Wie ich es auch immer drehen und wenden würde, letztendlich konnte ich mich aus den von Schokopralinen verklebten Fängen dieser Giftnudel nicht mehr ohne fremde Hilfe befreien. Die fremde Hilfe erschien dann prompt, wie auf ein stilles Kommando, als personifiziertes Schreckgespenst auf meiner von Sinnen umgebenen Projektionswand. Zugegebenermaßen war es augenblicklich später selbstverständlich kein Gespenst mehr. Aber der erste Eindruck, na Du weißt schon, versprach eben nichts Gutes. Das kann ich auch erklären, weil kaum war ich aus den Fangarmen der Schokosüßen befreit, da saß ich quasi auch schon am Schoß eines fremden Kerls. Ganz so war es dann auch wieder nicht; das mit Schoß meine ich.

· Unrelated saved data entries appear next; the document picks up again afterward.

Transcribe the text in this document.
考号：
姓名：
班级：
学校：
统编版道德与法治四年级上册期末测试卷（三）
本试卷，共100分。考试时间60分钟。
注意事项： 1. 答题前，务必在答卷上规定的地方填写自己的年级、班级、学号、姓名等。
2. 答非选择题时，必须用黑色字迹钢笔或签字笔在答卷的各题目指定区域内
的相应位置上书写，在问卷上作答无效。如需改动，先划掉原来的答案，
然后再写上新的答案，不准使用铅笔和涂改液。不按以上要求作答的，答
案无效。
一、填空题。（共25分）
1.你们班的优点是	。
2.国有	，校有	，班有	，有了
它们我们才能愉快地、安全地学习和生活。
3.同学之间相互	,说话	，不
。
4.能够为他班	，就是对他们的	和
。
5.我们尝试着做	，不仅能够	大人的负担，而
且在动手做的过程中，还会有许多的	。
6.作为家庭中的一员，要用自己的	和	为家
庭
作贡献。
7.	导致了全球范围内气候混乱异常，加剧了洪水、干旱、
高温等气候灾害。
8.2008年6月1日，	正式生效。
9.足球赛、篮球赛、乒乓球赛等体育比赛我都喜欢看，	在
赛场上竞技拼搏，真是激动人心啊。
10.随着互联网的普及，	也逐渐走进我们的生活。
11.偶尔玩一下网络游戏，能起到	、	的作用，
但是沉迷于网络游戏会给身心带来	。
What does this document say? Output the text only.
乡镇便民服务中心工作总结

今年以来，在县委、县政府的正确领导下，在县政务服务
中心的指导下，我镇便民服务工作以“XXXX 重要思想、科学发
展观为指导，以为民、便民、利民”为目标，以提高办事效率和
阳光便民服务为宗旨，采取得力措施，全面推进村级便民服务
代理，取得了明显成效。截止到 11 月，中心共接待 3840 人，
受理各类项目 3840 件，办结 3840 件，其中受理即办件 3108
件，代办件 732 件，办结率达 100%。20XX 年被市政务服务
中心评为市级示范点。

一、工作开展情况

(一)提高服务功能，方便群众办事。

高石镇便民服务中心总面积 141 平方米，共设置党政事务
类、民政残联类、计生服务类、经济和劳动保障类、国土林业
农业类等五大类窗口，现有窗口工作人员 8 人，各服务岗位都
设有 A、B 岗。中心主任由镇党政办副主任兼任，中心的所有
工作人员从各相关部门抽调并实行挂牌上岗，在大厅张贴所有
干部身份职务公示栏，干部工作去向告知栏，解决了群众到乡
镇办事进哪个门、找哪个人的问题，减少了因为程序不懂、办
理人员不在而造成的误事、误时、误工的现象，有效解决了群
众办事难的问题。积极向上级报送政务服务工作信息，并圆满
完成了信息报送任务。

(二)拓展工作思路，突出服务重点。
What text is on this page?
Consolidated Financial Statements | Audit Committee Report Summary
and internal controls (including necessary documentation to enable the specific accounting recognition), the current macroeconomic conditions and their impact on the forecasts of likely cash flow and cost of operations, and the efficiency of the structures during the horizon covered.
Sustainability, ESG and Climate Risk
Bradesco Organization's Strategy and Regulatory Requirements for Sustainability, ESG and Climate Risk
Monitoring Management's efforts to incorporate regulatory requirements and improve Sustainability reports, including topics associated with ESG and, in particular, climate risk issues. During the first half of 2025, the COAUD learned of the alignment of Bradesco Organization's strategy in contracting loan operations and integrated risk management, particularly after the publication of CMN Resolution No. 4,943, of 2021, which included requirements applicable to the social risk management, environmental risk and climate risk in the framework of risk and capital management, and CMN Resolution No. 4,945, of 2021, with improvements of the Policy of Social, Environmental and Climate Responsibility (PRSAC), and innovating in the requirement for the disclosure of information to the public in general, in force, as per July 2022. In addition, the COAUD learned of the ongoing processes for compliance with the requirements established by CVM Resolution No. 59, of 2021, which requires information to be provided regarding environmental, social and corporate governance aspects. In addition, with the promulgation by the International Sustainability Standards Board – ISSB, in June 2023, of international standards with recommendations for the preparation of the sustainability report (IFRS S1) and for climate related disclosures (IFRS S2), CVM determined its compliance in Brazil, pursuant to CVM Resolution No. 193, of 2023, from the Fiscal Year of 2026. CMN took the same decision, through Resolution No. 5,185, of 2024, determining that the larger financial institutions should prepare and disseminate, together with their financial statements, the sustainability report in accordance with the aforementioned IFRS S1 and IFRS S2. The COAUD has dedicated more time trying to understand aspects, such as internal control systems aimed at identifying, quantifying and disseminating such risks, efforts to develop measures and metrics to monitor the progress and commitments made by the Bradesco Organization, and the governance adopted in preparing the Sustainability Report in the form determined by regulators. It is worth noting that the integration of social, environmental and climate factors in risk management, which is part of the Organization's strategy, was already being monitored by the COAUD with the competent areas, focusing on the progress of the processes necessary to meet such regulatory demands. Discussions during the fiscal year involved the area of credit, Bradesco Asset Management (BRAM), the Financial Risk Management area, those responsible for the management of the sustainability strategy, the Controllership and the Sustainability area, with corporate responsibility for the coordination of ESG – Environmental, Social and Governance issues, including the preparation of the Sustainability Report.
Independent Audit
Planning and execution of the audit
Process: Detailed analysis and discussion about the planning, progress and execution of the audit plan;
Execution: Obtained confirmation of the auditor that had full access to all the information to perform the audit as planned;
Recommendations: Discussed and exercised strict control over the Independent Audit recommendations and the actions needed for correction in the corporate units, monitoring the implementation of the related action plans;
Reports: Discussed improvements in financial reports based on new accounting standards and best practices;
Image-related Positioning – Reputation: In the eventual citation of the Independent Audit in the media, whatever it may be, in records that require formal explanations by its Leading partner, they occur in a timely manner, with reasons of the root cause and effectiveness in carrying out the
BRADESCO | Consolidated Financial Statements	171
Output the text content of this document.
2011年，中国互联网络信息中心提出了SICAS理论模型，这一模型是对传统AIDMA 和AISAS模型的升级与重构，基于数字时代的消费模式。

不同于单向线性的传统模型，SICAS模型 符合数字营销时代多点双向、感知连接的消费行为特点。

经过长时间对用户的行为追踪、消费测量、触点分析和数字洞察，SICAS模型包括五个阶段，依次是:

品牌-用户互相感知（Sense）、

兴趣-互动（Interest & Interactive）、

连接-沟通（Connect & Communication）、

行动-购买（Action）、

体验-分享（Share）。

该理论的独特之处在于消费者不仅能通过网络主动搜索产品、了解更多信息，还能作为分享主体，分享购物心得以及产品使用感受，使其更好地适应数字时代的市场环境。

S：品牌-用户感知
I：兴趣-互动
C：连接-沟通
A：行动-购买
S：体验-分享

Man kann nun behaupten, was man möchte, die Sieger waren die anderen. Das hat sich sehr bald bei mir herauskristallisiert, als ich versucht habe zwei und zwei zusammenzuzählen und als Summe nicht die Fünf herausgekommen ist.
Unsympathisch war er mir ja nicht. Gleich zu Beginn, also in derselben Sekunde unserer Begegnung, kramte ich in meinem Speicher für Physiognomie herum und konnte diesen Kerl von einem Mann unter die Kategorie Sympathieträger einordnen.
Zu dieser Zeit hatte ich ja noch keine Ahnung, wer mein Gegenüber eigentlich war!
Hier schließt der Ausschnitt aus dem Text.